= Abdel Rahman Sule =

Southern Sudanese politician

Abdel Rahman Sule is a South Sudanese politician who was one of the founders of the Liberal Party, officially registered as the "Southern Party" in 1953, the main party in Southern Sudan in the years immediately before and after independence in 1956.

Abdel Rahman Sule belonged to the Bari people.
He has been described as a farmer and as a trader.
Sule was the son of a village chief. Speaking of his childhood, he said: "The effendi who came around our village to kill elephants were Muslims. I used to see what these people were doing. That is how I became a Muslim. In 1927, I was caught with arms from Ethiopia. By then I was already a Muslim. But I was very aware of my African-ness. When I was a kid, if I was woken late in the morning by my father, he would say 'if it had been in the days of the Ansars you would have been taken'. My father always woke me up early so that in his words I am not taken by the Ansars".

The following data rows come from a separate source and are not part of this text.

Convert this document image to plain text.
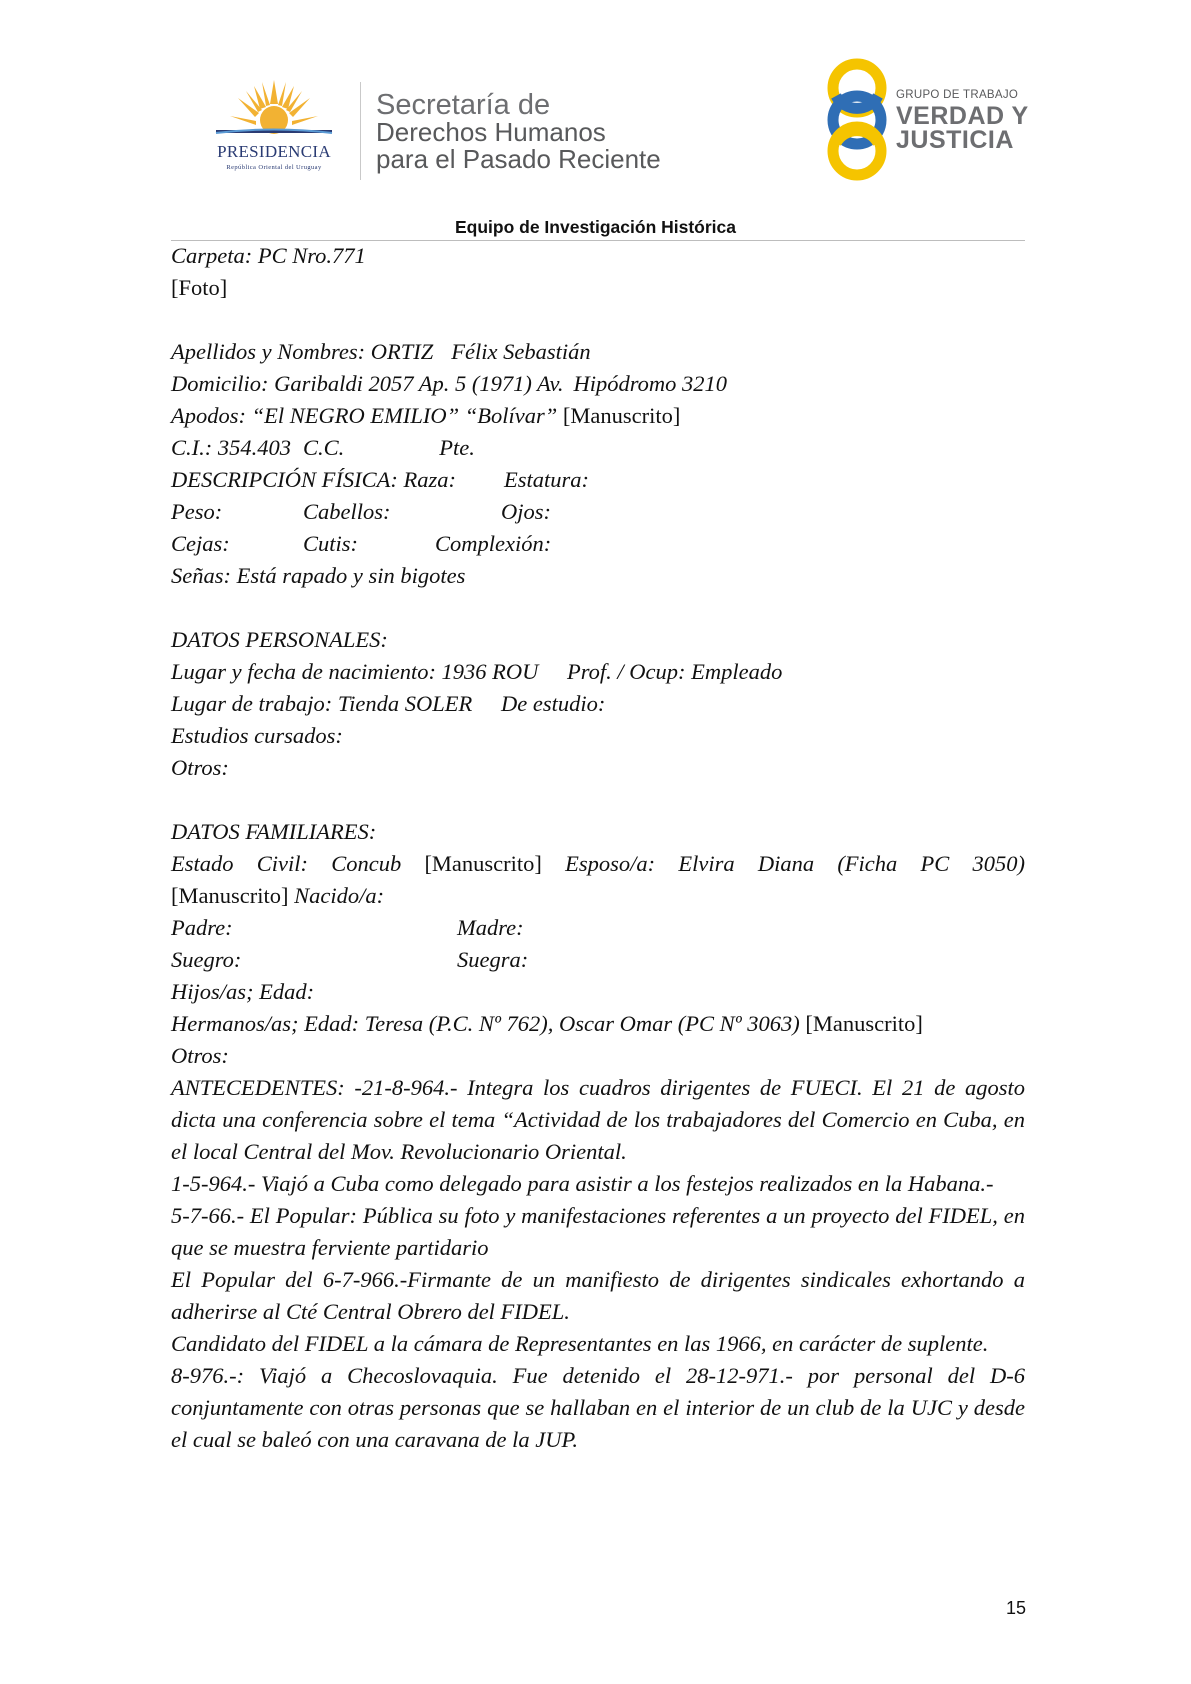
PRESIDENCIA
República Oriental del Uruguay
Secretaría de
Derechos Humanos
para el Pasado Reciente
GRUPO DE TRABAJO
VERDAD Y
JUSTICIA
Equipo de Investigación Histórica
Carpeta: PC Nro.771
[Foto]
Apellidos y Nombres: ORTIZ Félix Sebastián
Domicilio: Garibaldi 2057 Ap. 5 (1971) Av. Hipódromo 3210
Apodos: “El NEGRO EMILIO” “Bolívar” [Manuscrito]
C.I.: 354.403 C.C.	Pte.
DESCRIPCIÓN FÍSICA: Raza: Estatura:
Peso:	Cabellos:	Ojos:
Cejas:	Cutis:	Complexión:
Señas: Está rapado y sin bigotes
DATOS PERSONALES:
Lugar y fecha de nacimiento: 1936 ROU Prof. / Ocup: Empleado
Lugar de trabajo: Tienda SOLER De estudio:
Estudios cursados:
Otros:
DATOS FAMILIARES:
Estado Civil: Concub [Manuscrito] Esposo/a: Elvira Diana (Ficha PC 3050)
[Manuscrito] Nacido/a:
Padre:	Madre:
Suegro:	Suegra:
Hijos/as; Edad:
Hermanos/as; Edad: Teresa (P.C. Nº 762), Oscar Omar (PC Nº 3063) [Manuscrito]
Otros:
ANTECEDENTES: -21-8-964.- Integra los cuadros dirigentes de FUECI. El 21 de agosto dicta una conferencia sobre el tema “Actividad de los trabajadores del Comercio en Cuba, en el local Central del Mov. Revolucionario Oriental.
1-5-964.- Viajó a Cuba como delegado para asistir a los festejos realizados en la Habana.-
5-7-66.- El Popular: Pública su foto y manifestaciones referentes a un proyecto del FIDEL, en que se muestra ferviente partidario
El Popular del 6-7-966.-Firmante de un manifiesto de dirigentes sindicales exhortando a adherirse al Cté Central Obrero del FIDEL.
Candidato del FIDEL a la cámara de Representantes en las 1966, en carácter de suplente.
8-976.-: Viajó a Checoslovaquia. Fue detenido el 28-12-971.- por personal del D-6 conjuntamente con otras personas que se hallaban en el interior de un club de la UJC y desde el cual se baleó con una caravana de la JUP.
15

Sule was at the forefront of pro-federalist politics in the 1940s and 1950s.
Sule, Stanislaus Paysama and Buth Diu founded the Southern Sudanese Political Movement in 1951, with the goals of achieving full independence for Sudan, with special treatment for southern Sudan.
The southerners were excluded from the Political Parties agreement with the British colonial authorities, but in 1953 registered the Southern Party, later renamed the Liberal Party.
The party was supported by almost all southern intellectuals and by the majority of southern people.
Although also open to northerners, none joined.
The new party was led by Benjamin Lwoki and funded by Abdel Rahman Sule and Fahal Ukanda, both Muslims.
Sule was known as "The Patron" of the party.
Sule's Juba branch of the Southern Party was particularly active in recruiting future southern politicians.
After the military crack-down in 1960, Sule went into exile and helped lead the south Sudan resistance movement from abroad.